Indikation: In Kombination mit niedrig dosiertem Ritonavir zur antiretroviralen Kombinationsbehandlung der HIV-1-Infektion bei mehrfach vorbehandelten erwachsenen Patienten mit Viren, die gegen mehrere Proteasehemmer resistent sind.
Dosierung: 500 mg in Kombination mit 200 mg Ritonavir (niedrig dosiertes Ritonavir), zweimal täglich. Nahrung erhöht die Verträglichkeit von Tipranavir/Ritonavir, daher sollte die Kombination mit dem Essen eingenommen werden.
Gegenanzeigen: Mittelgradige oder schwere Leberfunktionsstörung (Child-Pugh-Klasse B oder C). Nicht zusammen anwenden mit: Rifampicin, Johanniskraut, bestimmten (s. o.) Antiarrhythmika, Antihistaminika, Mutterkorn-Derivaten, Mitteln zur Beeinflussung der gastrointestinalen Motilität, Neuroleptika, Sedativa/Hypnotika, HMG-CoA-Reduktase-Hemmern sowie mit Arzneimitteln, deren Clearance in hohem Maße von CYP2D6 abhängt.
Nebenwirkungen: Sehr häufig: Diarrhö, Übelkeit; häufig: Hypertriglyzeridämie, Hyperlipidämie, Anorexie; Kopfschmerzen; Erbrechen, Flatulenz, Trommelbauch, Bauchschmerzen, weiche Stühle, Dyspepsie; Hautausschlag, Pruritus; Erschöpfung.

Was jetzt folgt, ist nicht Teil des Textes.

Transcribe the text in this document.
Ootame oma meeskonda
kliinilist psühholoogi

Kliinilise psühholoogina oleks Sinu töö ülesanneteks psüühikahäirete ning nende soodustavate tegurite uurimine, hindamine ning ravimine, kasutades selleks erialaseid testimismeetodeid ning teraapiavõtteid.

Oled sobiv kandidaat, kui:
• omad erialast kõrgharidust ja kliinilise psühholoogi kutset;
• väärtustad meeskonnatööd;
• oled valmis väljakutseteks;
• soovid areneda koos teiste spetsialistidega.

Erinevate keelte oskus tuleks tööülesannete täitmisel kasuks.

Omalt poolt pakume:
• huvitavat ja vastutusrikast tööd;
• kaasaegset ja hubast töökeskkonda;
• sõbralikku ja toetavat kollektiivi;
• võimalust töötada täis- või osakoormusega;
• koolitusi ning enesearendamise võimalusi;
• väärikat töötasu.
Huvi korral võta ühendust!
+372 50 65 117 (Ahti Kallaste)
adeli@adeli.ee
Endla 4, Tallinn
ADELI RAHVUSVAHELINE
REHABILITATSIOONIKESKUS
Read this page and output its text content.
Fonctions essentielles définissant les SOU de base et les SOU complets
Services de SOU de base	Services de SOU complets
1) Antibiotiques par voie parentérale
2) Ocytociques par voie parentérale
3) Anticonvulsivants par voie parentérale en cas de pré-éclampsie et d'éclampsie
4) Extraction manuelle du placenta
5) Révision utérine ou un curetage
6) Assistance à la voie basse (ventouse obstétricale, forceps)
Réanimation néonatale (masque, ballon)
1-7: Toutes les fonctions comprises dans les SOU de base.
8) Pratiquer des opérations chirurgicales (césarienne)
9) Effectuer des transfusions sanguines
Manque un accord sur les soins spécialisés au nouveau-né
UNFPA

Wechselwirkungen: Das Wechselwirkungsprofil von Tipranavir in Kombination mit niedrig dosiertem Ritonavir ist komplex. Tipranavir ist ein Substrat, ein Aktivator und ein Hemmstoff von Cytochrom P450 3A. Die gleichzeitige Anwendung von Tipranavir/Ritonavir und Wirkstoffen, die bevorzugt durch CYP3A verstoffwechselt werden, kann zu Veränderungen der Plasmakonzentrationen von Tipranavir oder dieser anderen Wirkstoffe führen und möglicherweise deren therapeutische Effekte und Nebenwirkungen verändern. Gleichzeitige Anwendung nicht empfohlen: mit Abacavir, Zidovudin; Amprenavir/Ritonavir, Lopinavir/Ritonavir, Saquinavir/Ritonavir; Atorvastatin; oralen Kontrazeptiva/Östrogene; Halofantrin/Lumefantrin; Fluticason oder anderen Glucocorticoiden, die durch CYP3A4 verstoffwechselt werden. Bei gleichzeitiger Anwendung mit Sildenafil, Tadalafil und Vardenafil ist ein deutlicher Anstieg der PDE5-Konzentration zu erwarten, was zu vermehrten Nebenwirkungen führen kann, darunter Blutdruckabfall, Sehstörungen und Priapismus. Tipranavir/Ritonavir soll in einem Abstand von mindestens zwei Stunden zu Antazida eingenommen werden.
Warnhinweise und Vorsichtsmaßnahmen: Tipranavir muss zusammen mit niedrig dosiertem Ritonavir angewendet werden, um einen ausreichend hohen Plasmaspiegel und damit den therapeutischen Effekt sicherzustellen. Eine antiretrovirale Kombinationstherapie, die auch Behandlungsregime mit einem Proteasehemmer einschließt, ist bei einigen Patienten mit einer Umverteilung des Körperfetts verbunden (Lipodystrophie). Proteasehemmer sind auch mit Stoffwechselstörungen assoziiert, beispielsweise Hypertriglyzeridämie, Hypercholesterinämie, Insulinresistenz und Hyperglykämie.